“A cross by the side of a public highway marking, for instance, the place where a state trooper perished need not be taken as a statement of governmental support for sectarian beliefs,” Justice Anthony Kennedy wrote.
Four months later, the U.S. Court of Appeals for the 10th Circuit did not take the high court’s hint, ruling that roadside crosses erected to memorialize Utah state troopers violated the Establishment Clause.
Now, Utah is asking the Supreme Court to take up its appeal of the “literally unprecedented” 10th Circuit decision, arguing that it reveals ongoing confusion about when religious symbols may be allowed on public property. The case is Davenport v. American Atheists Inc.
“A driver traveling an interstate through several circuits might observe roadside memorials containing crosses in one state, but a mile down the road, the very same memorials would be deemed unconstitutional,” wrote R. Ted Cruz, head of the Supreme Court and appellate practice at Morgan, Lewis & Bockius, in a petition filed April 20.
Utah approached Cruz to take on the appeal on a pro bono basis. As solicitor general of Texas, Cruz was involved in a key precedent Van Orden v. Perry, the 2005 case in which the Supreme Court upheld a Ten Commandments display on state property.
Since the Van Orden decision, Cruz said in an interview, “there has been a lot of confusion” about the proper test for evaluating claims that a particular display violates the First Amendment. Several circuits have adopted the “legal judgment” test used in Van Orden, while others, including the 10th Circuit, continue to use versions of the traditional “endorsement test” that asks whether a “reasonable observer” would interpret a religious display as a form of government endorsement of religion.
In a program that began in 1998, the Utah Highway Patrol Association has erected roadside memorials for state troopers who died in the line of duty. The memorials consist of a twelve-foot cross bearing the name of the trooper. Beneath the crossbar is a beehive, the official symbol of the Utah Highway Patrol. Most have been placed on public property, and Cruz said that if a trooper’s family requested a symbol other than a cross, that request would be honored – though it has not happened yet. The memorials are privately maintained, and while the state has allowed them to be built on public land, it has said it neither approves nor disapproves of the markers.

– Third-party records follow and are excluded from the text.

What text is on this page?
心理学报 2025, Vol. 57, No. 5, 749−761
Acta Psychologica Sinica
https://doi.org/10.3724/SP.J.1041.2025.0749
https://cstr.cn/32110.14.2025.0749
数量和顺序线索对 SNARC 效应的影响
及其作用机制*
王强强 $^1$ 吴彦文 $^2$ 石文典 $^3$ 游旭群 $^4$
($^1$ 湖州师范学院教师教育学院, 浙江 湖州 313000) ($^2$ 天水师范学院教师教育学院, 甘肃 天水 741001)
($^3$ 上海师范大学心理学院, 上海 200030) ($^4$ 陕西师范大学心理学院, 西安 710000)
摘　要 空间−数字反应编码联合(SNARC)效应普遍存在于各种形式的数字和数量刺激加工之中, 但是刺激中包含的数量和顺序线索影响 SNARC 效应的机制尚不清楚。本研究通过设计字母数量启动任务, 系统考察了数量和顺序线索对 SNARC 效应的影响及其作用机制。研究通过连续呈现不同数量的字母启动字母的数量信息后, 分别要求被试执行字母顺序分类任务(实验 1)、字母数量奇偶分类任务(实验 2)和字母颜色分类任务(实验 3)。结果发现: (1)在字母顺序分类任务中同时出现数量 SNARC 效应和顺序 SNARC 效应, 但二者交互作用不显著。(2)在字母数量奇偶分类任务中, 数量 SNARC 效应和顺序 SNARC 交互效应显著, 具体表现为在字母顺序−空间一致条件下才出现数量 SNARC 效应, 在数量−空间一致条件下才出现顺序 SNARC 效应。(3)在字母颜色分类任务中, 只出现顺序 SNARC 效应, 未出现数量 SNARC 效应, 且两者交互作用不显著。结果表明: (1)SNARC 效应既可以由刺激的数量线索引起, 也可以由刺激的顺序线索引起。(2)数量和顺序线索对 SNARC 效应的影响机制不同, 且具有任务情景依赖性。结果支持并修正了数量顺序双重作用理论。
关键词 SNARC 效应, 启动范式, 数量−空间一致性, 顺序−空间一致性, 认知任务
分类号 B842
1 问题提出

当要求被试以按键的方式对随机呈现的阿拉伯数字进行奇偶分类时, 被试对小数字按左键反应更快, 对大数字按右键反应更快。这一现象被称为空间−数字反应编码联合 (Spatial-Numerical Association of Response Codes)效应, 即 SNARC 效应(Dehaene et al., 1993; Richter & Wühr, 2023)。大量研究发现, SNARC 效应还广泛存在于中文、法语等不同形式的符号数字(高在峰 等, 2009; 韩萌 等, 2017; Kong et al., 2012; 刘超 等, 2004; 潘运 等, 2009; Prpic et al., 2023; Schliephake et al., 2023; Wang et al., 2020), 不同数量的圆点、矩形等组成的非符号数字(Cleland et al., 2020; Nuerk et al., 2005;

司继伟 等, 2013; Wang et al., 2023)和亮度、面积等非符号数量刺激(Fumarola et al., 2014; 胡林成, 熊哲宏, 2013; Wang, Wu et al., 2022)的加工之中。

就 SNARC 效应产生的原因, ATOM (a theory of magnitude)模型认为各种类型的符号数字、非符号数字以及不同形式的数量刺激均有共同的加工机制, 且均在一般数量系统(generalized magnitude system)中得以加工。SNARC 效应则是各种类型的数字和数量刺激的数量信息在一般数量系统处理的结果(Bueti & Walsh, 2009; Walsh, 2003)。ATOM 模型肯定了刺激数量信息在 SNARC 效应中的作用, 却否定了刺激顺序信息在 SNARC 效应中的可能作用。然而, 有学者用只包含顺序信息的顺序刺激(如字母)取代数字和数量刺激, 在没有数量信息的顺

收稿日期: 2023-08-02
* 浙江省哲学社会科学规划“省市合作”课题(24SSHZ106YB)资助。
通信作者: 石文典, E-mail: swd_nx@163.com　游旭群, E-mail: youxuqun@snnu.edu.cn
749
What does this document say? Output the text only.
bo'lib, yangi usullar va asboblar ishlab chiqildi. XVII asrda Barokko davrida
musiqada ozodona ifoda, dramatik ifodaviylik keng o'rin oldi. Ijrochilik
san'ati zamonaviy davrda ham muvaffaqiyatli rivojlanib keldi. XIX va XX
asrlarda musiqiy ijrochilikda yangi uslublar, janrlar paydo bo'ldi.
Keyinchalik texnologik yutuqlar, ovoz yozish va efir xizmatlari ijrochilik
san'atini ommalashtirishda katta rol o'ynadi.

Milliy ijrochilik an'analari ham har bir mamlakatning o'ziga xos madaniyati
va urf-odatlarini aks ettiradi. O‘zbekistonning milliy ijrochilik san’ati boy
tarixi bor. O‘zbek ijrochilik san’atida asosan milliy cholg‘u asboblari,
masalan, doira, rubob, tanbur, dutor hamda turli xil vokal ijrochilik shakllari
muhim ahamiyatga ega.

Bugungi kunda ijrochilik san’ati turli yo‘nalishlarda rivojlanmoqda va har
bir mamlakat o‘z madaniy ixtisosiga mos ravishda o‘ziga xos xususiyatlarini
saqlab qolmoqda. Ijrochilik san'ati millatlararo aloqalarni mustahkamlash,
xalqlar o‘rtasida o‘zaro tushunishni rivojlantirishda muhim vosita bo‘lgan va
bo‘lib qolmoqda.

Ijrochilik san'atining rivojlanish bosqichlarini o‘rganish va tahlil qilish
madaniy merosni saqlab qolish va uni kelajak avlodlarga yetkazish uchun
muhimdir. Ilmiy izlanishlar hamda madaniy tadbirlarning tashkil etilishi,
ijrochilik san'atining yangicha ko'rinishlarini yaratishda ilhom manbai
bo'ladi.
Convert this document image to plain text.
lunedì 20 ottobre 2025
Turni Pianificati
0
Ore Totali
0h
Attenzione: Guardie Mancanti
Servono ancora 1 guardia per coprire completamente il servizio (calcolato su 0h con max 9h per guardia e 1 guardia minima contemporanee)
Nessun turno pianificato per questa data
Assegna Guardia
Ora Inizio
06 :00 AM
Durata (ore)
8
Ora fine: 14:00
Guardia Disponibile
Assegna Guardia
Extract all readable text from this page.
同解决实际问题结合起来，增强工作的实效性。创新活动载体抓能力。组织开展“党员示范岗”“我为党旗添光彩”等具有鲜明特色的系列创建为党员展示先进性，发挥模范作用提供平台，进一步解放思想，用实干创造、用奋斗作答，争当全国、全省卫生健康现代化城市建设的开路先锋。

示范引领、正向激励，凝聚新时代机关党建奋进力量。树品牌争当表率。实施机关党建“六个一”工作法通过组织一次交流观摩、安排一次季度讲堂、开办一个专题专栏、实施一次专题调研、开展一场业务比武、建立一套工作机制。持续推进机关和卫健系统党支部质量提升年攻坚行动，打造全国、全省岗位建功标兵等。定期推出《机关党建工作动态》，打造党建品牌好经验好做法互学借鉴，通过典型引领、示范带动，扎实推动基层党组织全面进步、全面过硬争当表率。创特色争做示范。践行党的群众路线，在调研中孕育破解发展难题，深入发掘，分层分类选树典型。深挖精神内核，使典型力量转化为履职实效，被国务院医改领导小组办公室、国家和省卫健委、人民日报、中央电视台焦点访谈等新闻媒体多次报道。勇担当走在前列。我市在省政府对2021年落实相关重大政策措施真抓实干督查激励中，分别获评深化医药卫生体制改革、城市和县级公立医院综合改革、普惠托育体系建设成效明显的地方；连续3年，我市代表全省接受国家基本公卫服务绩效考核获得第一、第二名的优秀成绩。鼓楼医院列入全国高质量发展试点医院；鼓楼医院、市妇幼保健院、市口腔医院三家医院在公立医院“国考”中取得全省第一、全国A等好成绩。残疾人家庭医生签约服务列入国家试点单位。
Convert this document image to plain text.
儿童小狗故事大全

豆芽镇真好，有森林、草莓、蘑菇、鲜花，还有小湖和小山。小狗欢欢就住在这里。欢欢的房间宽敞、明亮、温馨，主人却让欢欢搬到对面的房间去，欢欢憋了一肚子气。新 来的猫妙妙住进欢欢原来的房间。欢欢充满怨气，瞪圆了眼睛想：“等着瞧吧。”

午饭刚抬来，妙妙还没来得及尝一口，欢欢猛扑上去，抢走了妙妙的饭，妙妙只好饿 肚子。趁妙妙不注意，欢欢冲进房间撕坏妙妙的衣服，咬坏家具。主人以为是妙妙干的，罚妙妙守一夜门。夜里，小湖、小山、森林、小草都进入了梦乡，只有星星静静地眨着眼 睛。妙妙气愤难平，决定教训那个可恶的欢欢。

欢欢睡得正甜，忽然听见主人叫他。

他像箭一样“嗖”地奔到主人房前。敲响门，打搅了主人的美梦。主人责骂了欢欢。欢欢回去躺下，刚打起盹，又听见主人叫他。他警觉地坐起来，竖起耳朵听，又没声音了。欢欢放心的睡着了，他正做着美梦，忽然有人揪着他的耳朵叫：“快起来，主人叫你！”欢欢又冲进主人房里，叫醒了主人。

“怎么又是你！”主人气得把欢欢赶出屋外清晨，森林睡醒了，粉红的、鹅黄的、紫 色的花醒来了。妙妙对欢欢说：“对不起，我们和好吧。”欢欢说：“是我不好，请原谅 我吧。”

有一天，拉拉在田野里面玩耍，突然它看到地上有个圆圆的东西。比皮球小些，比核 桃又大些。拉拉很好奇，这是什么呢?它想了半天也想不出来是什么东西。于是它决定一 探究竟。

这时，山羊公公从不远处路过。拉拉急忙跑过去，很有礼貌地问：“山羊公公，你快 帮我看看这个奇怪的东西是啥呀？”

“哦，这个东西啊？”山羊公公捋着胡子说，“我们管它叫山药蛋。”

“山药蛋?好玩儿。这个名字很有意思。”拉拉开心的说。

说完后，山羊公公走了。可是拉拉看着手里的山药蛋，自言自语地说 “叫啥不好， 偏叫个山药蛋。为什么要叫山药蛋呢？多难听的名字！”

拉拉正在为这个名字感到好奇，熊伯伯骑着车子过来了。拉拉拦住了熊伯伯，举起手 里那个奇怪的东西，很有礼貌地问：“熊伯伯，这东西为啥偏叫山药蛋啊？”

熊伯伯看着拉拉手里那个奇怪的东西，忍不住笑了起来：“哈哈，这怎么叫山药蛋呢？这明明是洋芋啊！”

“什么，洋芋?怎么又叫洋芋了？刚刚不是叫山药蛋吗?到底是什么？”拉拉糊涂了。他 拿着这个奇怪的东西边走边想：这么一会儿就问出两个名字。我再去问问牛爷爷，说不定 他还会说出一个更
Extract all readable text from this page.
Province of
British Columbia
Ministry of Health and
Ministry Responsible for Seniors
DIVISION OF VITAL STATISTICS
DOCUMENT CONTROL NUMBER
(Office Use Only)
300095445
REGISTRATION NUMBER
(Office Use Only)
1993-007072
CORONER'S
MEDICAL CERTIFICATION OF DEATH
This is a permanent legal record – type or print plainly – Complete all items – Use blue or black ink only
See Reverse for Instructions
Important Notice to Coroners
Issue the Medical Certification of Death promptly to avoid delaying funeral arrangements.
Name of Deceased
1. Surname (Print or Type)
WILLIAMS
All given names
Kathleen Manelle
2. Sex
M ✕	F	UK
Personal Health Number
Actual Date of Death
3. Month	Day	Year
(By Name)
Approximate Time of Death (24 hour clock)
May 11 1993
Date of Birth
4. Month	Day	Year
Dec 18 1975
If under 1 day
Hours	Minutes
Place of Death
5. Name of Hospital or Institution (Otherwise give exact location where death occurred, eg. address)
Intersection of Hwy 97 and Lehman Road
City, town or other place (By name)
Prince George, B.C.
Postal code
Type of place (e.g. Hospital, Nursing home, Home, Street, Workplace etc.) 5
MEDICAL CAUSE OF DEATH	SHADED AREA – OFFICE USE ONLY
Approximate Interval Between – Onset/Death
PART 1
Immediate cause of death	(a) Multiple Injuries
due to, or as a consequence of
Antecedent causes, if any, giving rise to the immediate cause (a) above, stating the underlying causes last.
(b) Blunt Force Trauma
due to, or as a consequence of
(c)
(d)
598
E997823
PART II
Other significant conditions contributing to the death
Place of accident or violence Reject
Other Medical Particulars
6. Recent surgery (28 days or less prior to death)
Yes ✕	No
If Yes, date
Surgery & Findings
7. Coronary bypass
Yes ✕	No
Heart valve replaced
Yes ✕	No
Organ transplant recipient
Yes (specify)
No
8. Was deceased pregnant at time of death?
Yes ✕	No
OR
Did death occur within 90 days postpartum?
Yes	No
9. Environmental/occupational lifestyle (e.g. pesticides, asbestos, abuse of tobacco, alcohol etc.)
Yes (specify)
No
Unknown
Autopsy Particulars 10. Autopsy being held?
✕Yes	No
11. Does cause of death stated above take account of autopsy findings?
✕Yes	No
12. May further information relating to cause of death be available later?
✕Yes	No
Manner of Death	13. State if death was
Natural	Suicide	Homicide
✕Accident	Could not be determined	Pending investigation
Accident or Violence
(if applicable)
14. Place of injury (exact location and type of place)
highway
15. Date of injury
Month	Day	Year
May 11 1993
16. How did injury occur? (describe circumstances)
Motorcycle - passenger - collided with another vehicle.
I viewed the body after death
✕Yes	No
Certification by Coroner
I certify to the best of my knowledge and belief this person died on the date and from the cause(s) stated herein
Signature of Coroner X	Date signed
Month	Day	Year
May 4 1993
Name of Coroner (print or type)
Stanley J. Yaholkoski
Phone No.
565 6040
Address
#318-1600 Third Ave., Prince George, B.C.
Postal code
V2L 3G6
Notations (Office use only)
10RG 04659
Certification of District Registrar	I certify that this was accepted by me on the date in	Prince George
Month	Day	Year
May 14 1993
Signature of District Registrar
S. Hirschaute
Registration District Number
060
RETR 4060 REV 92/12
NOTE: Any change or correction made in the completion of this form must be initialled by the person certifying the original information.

American Atheists Inc. and three of its Utah members sued state officials, claiming a First Amendment violation. The troopers’ association intervened in the case, and it too has filed a petition with the high court in the case, written by Byron Babione of the Alliance Defense Fund.
The 10th Circuit panel, in a decision written by Judge David Ebel, said that even though the program had a secular purpose, the memorials “would convey to a reasonable observer that the state of Utah is endorsing Christianity.” At highway speed, the panel agreed, drivers would only see the cross and the beehive and could “fear that Christians are likely to receive preferential treatment” from the highway patrol, both on the highway and in hiring practices. Utah sought en banc review, which was denied over the dissent of four judges.
Cruz believes the Court could regard the Utah case as “the ideal vehicle” to end or limit use of the endorsement test, which he said has a “long and troubled history.” His petition notes that six current justices – Chief Justice John Roberts Jr. and Justices Antonin Scalia, Anthony Kennedy, Clarence Thomas, Stephen Breyer and Samuel Alito Jr. – have expressed varying degrees of doubt about the test. In the Van Orden decision, for example, Breyer said that in tough cases, there is “no test-related substitute for the exercise of legal judgment.”
Instead, Cruz argues for a more permissive “coercion test,” which would allow for religious displays on public property so long as they do not coerce viewers to support any religion.
Under Court rules, American Atheists has until May 23 to respond to Utah’s petition. Opponents of public religious displays claim the appeal is part of a campaign to put crosses in a variety of public places including courthouses and public schools. “The cross is manifestly a representation of the Christian faith, and government co-optation of it in this way violates the First Amendment,” says Joseph Conn of Americans United for Separation of Church and State.